Cell types are the fundamental building blocks of multicellular organisms and are central to understanding the biosciences. While many cell types, such as neurons and muscle cells, are shared across animal lineages, others appear specific to certain groups, like vertebrate immune cells or cnidarian cnidocytes. This raises important questions: How did this vast diversity of cell types emerge? Are new cell types frequently created during evolution, or are they conserved across groups? Answering these questions is crucial for understanding the evolution of cell types and, consequently, multicellular organisms.

Recent advances in single-cell technologies have enabled the detailed investigation of cell types within species, yet comparing these cell types across species remains challenging. The evolution of cell types is deeply tied to the genomic history of each gene and its expression patterns. However, there is a lack of methods that integrate single-cell analyses with comparative genomics comparisons to reveal these evolutionary relationships.

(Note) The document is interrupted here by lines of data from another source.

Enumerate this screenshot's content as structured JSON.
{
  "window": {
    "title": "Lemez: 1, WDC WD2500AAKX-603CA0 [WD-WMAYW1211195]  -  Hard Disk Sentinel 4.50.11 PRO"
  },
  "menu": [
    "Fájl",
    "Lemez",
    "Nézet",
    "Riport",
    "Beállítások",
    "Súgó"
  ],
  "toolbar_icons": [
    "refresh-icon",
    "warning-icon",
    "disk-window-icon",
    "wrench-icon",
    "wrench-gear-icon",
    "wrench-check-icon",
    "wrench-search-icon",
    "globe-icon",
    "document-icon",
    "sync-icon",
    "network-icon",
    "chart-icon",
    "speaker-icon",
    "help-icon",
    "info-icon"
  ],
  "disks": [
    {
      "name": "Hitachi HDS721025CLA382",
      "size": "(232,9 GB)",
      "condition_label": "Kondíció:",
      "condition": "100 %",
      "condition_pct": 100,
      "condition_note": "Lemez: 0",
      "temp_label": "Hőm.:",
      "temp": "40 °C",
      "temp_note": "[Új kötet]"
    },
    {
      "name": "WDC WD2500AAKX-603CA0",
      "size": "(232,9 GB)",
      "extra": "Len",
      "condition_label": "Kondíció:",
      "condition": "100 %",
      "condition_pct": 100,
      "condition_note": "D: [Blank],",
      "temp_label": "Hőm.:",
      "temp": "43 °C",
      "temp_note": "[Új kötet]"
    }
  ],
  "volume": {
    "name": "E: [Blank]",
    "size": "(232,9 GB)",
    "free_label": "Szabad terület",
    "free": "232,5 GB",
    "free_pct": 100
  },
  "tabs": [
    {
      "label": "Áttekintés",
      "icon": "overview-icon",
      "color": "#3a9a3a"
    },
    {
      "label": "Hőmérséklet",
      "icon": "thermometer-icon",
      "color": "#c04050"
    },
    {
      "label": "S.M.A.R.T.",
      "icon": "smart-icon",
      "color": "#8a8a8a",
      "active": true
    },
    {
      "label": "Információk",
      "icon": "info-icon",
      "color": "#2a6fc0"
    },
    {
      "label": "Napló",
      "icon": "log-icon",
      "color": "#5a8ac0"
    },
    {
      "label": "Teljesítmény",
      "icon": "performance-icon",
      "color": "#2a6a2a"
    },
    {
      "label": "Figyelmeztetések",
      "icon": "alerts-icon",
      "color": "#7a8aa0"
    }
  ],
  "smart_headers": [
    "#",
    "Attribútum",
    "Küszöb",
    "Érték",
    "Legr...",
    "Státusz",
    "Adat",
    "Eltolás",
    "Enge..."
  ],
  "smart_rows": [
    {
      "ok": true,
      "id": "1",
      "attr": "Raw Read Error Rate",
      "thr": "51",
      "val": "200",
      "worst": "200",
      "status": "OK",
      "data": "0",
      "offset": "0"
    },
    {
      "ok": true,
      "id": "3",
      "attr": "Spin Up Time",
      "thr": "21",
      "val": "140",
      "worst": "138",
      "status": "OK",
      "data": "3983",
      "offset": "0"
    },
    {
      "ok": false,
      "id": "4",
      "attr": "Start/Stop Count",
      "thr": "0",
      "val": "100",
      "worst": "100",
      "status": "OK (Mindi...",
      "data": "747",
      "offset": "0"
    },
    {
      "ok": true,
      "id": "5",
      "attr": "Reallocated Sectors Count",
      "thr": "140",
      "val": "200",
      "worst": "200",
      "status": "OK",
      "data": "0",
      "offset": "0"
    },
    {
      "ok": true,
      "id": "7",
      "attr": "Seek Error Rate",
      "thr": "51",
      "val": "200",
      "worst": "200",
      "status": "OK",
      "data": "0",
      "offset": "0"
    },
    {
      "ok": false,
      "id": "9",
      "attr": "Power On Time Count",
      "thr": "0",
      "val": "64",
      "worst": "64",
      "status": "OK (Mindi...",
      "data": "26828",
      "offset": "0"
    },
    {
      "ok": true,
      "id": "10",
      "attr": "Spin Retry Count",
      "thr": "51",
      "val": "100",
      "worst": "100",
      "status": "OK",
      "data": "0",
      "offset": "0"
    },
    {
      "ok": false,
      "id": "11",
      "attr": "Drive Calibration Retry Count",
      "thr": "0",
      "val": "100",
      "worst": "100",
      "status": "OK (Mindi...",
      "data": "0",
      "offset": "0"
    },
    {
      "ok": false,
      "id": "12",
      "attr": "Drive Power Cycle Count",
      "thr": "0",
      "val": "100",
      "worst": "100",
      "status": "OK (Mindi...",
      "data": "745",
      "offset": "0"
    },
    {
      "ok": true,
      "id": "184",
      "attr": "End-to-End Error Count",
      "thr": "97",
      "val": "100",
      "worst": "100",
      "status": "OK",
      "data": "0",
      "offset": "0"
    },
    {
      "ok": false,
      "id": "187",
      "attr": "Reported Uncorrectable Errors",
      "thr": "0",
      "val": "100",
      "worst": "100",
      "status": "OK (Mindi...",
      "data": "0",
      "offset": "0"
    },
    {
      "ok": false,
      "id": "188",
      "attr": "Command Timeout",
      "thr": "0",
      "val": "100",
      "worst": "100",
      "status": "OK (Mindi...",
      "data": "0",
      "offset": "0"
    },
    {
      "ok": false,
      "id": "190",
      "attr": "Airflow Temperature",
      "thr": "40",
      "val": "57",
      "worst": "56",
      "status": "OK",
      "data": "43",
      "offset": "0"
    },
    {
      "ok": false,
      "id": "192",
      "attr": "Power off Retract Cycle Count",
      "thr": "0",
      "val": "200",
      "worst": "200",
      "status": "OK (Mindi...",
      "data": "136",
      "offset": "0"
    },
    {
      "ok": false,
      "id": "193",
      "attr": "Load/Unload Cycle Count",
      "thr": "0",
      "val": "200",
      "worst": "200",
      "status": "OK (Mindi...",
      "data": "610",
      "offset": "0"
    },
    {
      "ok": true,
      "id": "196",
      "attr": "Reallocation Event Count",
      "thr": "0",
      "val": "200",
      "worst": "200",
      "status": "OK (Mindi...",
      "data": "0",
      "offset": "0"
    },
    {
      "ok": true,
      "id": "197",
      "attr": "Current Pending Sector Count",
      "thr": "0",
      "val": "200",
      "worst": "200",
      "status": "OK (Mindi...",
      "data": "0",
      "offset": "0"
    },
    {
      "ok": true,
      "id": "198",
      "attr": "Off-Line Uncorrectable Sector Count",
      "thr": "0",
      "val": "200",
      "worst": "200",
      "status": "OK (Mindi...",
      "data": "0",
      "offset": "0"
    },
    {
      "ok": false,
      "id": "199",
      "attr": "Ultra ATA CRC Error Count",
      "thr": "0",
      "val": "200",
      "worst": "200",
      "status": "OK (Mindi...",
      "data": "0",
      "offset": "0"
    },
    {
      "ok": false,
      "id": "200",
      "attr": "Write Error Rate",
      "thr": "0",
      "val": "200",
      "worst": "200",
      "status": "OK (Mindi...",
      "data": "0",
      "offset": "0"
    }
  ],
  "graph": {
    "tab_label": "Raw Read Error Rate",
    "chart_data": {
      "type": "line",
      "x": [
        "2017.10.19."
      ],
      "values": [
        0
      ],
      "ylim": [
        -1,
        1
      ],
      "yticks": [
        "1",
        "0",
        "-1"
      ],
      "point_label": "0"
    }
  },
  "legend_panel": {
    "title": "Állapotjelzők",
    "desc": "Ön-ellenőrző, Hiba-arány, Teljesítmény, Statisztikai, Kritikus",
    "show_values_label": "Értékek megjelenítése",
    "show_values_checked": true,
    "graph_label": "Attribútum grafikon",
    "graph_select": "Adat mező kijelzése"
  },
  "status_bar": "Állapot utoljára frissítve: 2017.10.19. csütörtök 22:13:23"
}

Our project aims to reconstruct the ancestral cell types and their evolution within an animal group by combining single-cell analysis with phylogenomic data. We will develop innovative algorithms and data analysis tools that build upon established computational methods to map the evolutionary history of genes and their associated cell type expression patterns. To validate our hypotheses, we will generate single-cell data from key evolutionary nodes. Additionally, we will incorporate advanced artificial intelligence and machine learning techniques to classify genes based on shared expression profiles.

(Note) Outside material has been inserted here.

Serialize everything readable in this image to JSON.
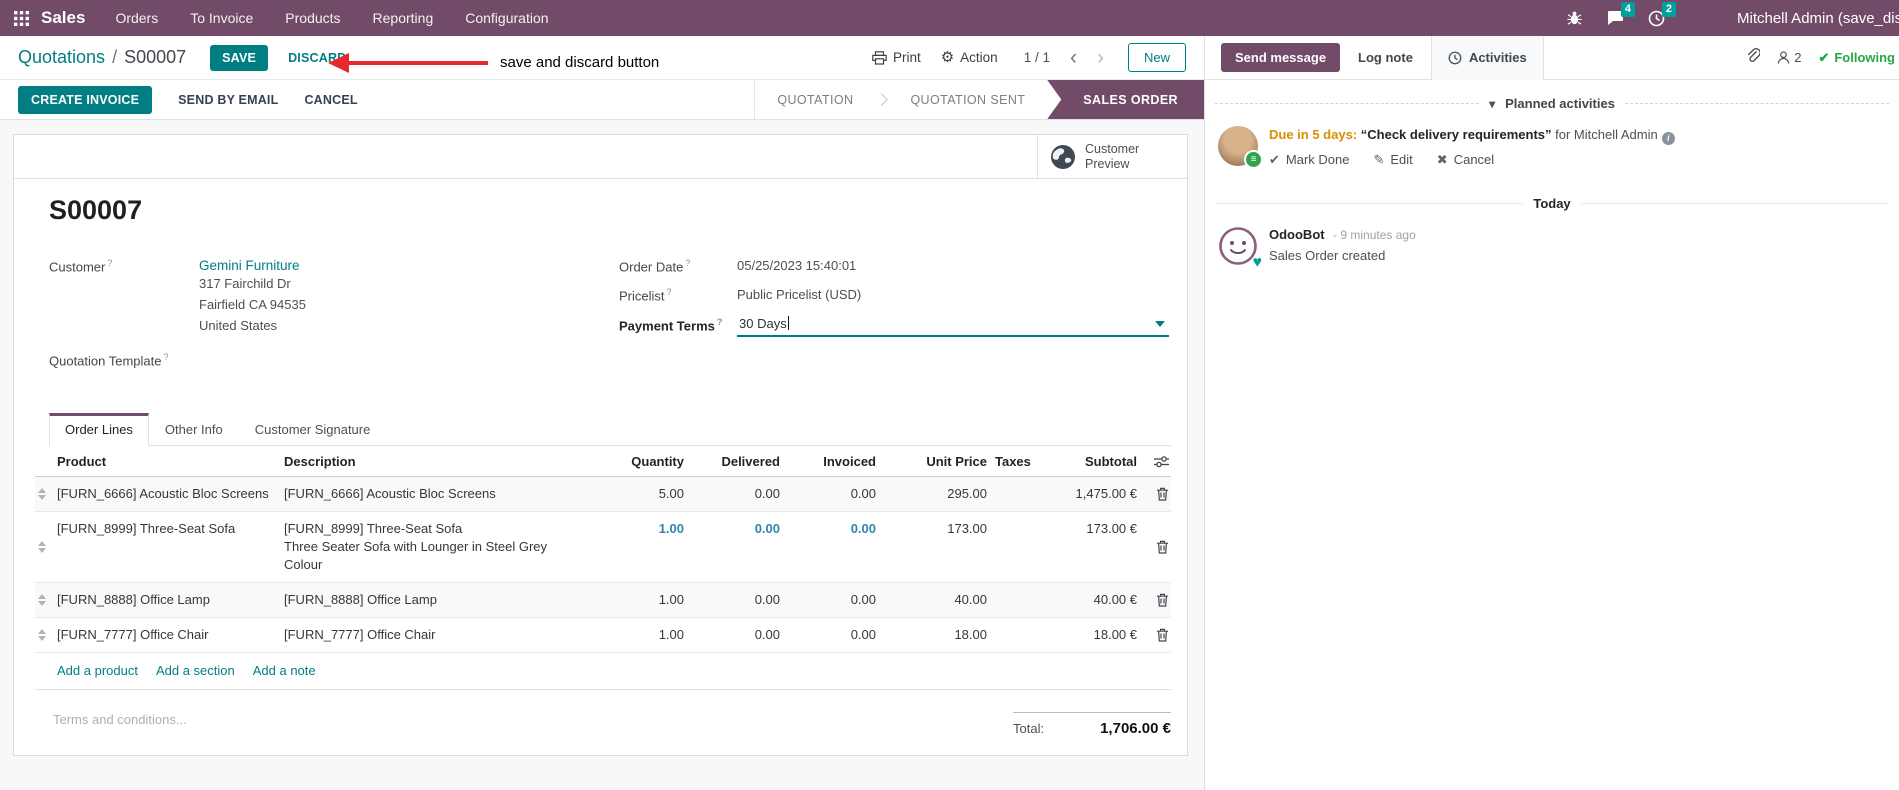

The tools and algorithms developed will allow us to trace the evolutionary trajectory of each cell type and reconstruct the ancestral cell types within the chosen animal group, Platyhelminthes. This group is particularly suitable due to its well-studied cell types and evolutionary history. Moreover, Platyhelminthes, such as planarians, possess stem cells that continuously differentiate into all cell types, providing a unique opportunity to profile the entire cell type repertoire from adult samples.

Understanding the evolution of cell types is a critical yet enigmatic area of study. This project will address fundamental questions, shedding light on cell type evolution in multicellular organisms and offering insights valuable to a broad range of fields, from developmental biology to evolutionary biology.